Tool Selection verifies a tool call on three levels, in order:
  1. Name validation — the invoked tool exists in the list of declared tools in the request. Catches hallucinated tool names.
  2. Schema validation — the arguments the model passed comply with the tool’s declared JSON schema. Catches type errors, missing required fields, and out-of-range values.
  3. Semantic validation — a secondary LLM evaluates whether the call is coherent and safe in the context of the ongoing conversation. Catches prompt-injection-driven tool hijacking where the call is schematically valid but contextually wrong.
Name and schema validation are deterministic and incur no additional cost. Semantic validation is optional but recommended for critical applications — it’s the layer that closes the gap against manipulated conversations.

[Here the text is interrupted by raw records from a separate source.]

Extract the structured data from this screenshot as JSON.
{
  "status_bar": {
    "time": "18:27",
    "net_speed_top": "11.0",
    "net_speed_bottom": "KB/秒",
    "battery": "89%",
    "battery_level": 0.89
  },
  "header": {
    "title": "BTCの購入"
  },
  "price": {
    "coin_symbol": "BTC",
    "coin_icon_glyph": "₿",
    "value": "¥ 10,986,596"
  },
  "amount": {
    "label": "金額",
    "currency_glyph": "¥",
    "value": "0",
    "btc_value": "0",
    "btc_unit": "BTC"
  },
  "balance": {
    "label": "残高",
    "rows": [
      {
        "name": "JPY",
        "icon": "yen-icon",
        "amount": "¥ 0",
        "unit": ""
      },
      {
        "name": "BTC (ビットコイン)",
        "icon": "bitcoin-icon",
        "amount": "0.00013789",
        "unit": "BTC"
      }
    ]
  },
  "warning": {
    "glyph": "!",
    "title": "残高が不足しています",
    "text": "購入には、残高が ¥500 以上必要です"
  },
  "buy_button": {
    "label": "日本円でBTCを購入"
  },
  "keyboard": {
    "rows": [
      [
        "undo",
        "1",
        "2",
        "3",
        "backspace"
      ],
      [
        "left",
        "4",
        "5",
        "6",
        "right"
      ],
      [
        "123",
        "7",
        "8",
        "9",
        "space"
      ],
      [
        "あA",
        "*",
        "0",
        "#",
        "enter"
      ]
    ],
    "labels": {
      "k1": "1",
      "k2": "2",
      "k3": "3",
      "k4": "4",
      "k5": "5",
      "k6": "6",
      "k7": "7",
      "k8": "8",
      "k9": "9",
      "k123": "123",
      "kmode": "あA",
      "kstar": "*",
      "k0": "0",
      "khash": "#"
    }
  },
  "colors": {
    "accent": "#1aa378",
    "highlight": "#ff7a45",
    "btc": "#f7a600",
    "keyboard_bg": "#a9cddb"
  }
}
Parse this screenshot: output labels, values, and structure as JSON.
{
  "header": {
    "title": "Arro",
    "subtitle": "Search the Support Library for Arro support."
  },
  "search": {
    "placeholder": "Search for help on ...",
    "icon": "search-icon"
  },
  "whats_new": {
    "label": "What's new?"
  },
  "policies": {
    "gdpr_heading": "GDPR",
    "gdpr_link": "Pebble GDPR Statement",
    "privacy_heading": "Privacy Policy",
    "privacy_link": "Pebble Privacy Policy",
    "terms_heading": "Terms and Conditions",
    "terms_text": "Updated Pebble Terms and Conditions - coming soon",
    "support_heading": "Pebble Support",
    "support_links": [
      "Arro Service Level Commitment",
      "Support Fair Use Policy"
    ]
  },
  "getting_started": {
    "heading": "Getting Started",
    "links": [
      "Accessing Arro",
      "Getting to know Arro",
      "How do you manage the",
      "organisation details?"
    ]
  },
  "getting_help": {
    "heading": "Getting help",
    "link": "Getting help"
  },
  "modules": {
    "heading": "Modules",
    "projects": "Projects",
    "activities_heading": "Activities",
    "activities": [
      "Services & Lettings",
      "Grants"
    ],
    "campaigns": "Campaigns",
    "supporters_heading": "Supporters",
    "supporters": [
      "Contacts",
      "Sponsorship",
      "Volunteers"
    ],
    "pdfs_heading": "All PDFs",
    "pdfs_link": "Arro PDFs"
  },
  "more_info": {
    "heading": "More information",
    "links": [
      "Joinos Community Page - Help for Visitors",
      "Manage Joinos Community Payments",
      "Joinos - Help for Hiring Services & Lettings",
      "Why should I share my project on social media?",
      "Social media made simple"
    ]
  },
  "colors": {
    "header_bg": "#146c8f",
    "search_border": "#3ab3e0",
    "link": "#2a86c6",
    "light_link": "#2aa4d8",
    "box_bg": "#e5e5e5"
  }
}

Where it lives in the picker

Tool Selection sits under the Agent Security category in Create Policy → When, alongside Tool Permission and Tool Guard. Attach it to a policy and set the outcome in the Then step:
  • Log — observe validation failures without blocking.
  • Block — reject the LLM response (and therefore the tool call) when a layer fails.
Scope the detection with the policy’s Where filters so it only runs on routes that actually expose tool-calling.

Configuration

Tool Selection is automatically configured when enabled — all three validations are active by default: name, schema, and semantic.
RequirementPurpose
OpenAI API keyThe semantic-validation layer uses an OpenAI model as the secondary evaluator. A valid OpenAI API key must be configured in your team settings; if it isn’t, semantic validation is skipped and only name + schema validation run.

How it fits with the other tool controls

Tool permissionTool guardTool selection
WhenBefore the LLM plansBefore the LLM plansAfter the LLM emits a call
WatchesThe tools array in the requestSystem prompt + tool descriptions in the requestThe tool call in the response
CatchesUnauthorized tools reaching the modelJailbreaks planted in the agent’s definitionHallucinated tools, schema violations, manipulated calls
Running all three in sequence is the full defence for an agentic workflow — permission narrows the catalog, Tool Guard keeps the definitions clean, and Tool Selection verifies that whatever the model eventually emits is a legitimate call.

Pairs well with

  • Tool permission — eliminate unauthorized tools so Tool Selection only has to validate calls to approved ones.
  • Tool guard — upstream scan of system prompt and tool descriptions.
  • Observability — trace which validation layer (name / schema / semantic) caused a block.